Тайная девушка (ЛП) - Станич К.М.. Страница 15

— Так вот почему ты был таким придурком, да? — спрашивает он, дыша мне в ухо. — Все эти шныряния вокруг и сдержанное поведение? — я закрываю глаза, но всё ещё чувствую его запах, струйку пота, стекающую между моих грудей. Мне нужно вернуться и снять эти чёртовы путы. С другой стороны, если бы я не так спешила приехать сюда после школы, я бы сделала это раньше, и тогда, возможно, Спенсер бы уже что-нибудь заметил. Мне повезло.

— Оставь. Меня. В. Покое. — Мой голос превращается в рычание, и Спенсер ухмыляется, отпуская меня так внезапно, что я спотыкаюсь и оказываюсь на коленях в листве.

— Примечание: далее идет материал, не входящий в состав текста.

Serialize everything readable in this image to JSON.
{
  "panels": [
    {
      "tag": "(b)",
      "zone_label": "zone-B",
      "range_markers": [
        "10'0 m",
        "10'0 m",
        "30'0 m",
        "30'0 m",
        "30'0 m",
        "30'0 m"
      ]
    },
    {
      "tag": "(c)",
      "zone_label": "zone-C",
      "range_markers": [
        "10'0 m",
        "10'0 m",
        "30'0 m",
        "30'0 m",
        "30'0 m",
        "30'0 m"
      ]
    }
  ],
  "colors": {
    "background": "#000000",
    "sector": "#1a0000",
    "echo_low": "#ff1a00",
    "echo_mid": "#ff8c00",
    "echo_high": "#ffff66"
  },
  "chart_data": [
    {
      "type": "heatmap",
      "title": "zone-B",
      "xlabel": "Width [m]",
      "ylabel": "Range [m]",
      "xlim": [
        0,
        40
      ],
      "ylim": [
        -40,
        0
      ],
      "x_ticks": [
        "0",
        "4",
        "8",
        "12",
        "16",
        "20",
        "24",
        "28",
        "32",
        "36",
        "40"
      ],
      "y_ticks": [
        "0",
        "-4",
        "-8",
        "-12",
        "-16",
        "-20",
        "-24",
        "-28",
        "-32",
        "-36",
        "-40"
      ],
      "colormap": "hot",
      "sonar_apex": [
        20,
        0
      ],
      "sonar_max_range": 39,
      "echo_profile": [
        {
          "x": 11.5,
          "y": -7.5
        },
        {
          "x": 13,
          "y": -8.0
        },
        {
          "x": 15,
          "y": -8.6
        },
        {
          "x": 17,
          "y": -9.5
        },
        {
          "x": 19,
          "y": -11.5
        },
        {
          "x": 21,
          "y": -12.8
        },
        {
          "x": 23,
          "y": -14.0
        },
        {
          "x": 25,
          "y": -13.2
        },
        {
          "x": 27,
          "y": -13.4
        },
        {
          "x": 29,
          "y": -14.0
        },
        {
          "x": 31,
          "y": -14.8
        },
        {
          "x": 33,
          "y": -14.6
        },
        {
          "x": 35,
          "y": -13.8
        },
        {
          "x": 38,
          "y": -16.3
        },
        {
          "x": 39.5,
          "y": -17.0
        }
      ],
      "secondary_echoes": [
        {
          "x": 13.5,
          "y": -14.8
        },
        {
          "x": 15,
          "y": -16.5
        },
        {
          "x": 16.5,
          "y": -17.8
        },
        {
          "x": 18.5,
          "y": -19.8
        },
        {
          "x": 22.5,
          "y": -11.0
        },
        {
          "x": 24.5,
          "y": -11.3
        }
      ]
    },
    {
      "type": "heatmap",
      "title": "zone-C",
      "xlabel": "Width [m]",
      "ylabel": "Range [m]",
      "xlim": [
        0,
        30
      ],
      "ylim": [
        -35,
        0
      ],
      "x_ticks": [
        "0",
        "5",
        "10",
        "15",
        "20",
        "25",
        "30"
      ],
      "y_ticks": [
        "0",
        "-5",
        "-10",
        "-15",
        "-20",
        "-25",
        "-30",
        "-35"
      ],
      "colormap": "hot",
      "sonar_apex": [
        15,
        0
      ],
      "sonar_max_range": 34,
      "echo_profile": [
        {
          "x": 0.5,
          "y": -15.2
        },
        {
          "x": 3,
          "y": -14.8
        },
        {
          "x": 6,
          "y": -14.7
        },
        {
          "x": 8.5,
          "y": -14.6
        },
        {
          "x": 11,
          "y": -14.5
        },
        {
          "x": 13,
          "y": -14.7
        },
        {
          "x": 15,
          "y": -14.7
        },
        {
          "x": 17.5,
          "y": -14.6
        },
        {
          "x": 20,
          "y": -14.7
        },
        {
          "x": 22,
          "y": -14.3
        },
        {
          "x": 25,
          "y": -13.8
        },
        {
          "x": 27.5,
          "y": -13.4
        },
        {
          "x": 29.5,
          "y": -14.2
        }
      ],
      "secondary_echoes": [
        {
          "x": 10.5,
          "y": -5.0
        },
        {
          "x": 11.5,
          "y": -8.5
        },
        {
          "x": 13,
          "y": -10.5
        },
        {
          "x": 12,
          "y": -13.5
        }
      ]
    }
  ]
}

— Если ты был влюблён в меня, всё, что тебе нужно было сделать, это что-нибудь сказать, — добавляет он со смехом, засовывая пальцы правой руки в карман своего синего блейзера академии. — Серьёзно, Чак. У тебя не появилось друзей в этой школе, и это твоя собственная вина. Никого не волнует, гей ты или нет: нас волнует только то, что ты мудак. — Он поворачивается обратно в сторону костра и исчезает, оставляя меня с потными ладонями и колотящимся сердцем, которое я не могу объяснить.

Я вдруг начинаю скучать по Коди, по всему, что у меня есть.

— Тупица, — ворчу я, но, честно говоря, вся эта история с геями правдоподобна. Я могу просто смириться с этим. С другой стороны, одна из главных причин, по которой я хочу оставаться незамеченной, заключается в том, что я не хочу, чтобы ко мне приставали. Если я объявлю себя геем, у меня может появиться несколько поклонников. Например, представьте, что Росс начнёт ко мне приставать? Мерзость.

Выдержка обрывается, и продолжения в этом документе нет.